An analysis of the market situation and a proposal for a centralized service was presented on this site in September 2001:
Compulsory or Blanket Licensing for Interactive Subscription Services (PDF version)
The Need for an Artists'-Only Collective:
If blanket or compulsory licensing is to become a reality, there needs to be an organization of artists to represent themselves collectively. This organization would either issue the voluntary blanket licenses directly (as a "sound-recording performance rights organization"), or else it would sit at the negotiating table to have a voice in setting royalty rates under a compulsory license.
If featured-act artists do not come together to represent themselves directly, without the influence of other players with competing agendas, such as labels, publishers, netcasters, venues, technology manufacturers, etc., their voice will not be heard and it is unlikely anyone else will step up to the plate for them.

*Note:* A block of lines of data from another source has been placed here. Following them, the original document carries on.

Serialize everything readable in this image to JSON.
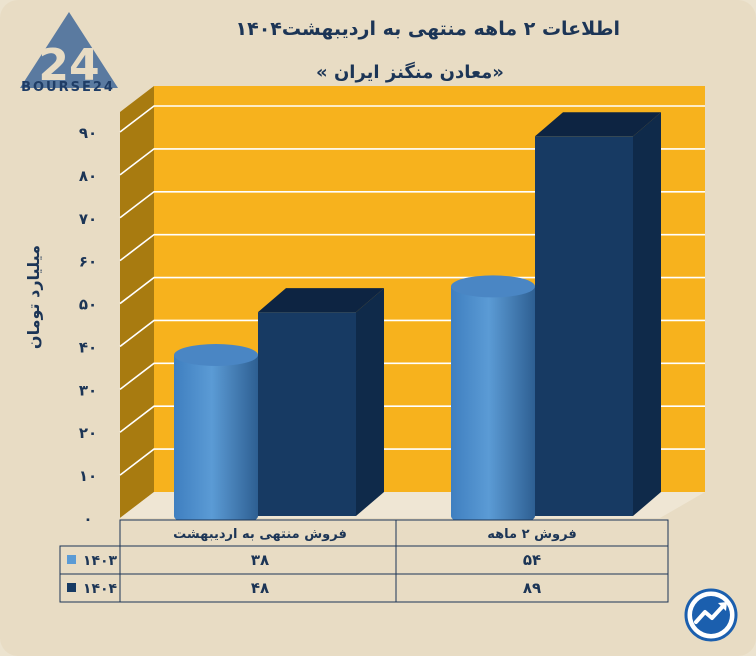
{
  "brand": {
    "logo_text": "BOURSE24",
    "logo_mark": "24"
  },
  "chart_data": {
    "type": "bar",
    "title": "اطلاعات ۲ ماهه منتهی به اردیبهشت۱۴۰۴",
    "subtitle": "«معادن منگنز ایران »",
    "ylabel": "میلیارد تومان",
    "ylim": [
      0,
      90
    ],
    "y_ticks": [
      "۰",
      "۱۰",
      "۲۰",
      "۳۰",
      "۴۰",
      "۵۰",
      "۶۰",
      "۷۰",
      "۸۰",
      "۹۰"
    ],
    "categories": [
      "فروش منتهی به  اردیبهشت",
      "فروش ۲  ماهه"
    ],
    "series": [
      {
        "name": "۱۴۰۳",
        "values": [
          38,
          54
        ],
        "display": [
          "۳۸",
          "۵۴"
        ],
        "color": "#5b9bd5",
        "shape": "cylinder"
      },
      {
        "name": "۱۴۰۴",
        "values": [
          48,
          89
        ],
        "display": [
          "۴۸",
          "۸۹"
        ],
        "color": "#173a63",
        "shape": "box"
      }
    ],
    "background_color": "#f7b21d",
    "wall_color": "#a87b10",
    "grid": true
  },
  "badge_icon": "trend-up-icon"
}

Note: the American Federation of Musicians (AFM) and American Federation of Television and Radio Artists (AFTRA), which represent work-for-hire (backup/sideman) musicians and singers in contracts with employers (venues, bandleaders, producers and labels), do not represent featured-act artists in negotiations with labels. ASCAP, BMI and SESAC represent songwriters and composers with regard to their composition performance rights, but not performing/recording artists themselves with regard to their sound recording copyrights. Also, these performing rights organizations include publishers who sometimes have conflicts of interest with the writers/composers.
At present representation of featured acts with labels and publishers is individual and accomplished with the services of specifically contracted lawyers in individual negotiations. There is also a recently formed group called the Recording Artists' Coalition (RAC) which has lobbied for legislative changes that affect individual recording-artist contracts with labels, but this group does not address the interests of unsigned artists. Do-it-yourself artists have no dedicated representation at all with regard to sound recording rights, whether collective or individual. (There is a private collective licensing option that is worth checking out: the CD Baby Digital Distribution License. At some point, it would be nice if this contract attracted enough participants to warrant membership governance processes and federal regulatory oversight, like ASCAP and BMI.)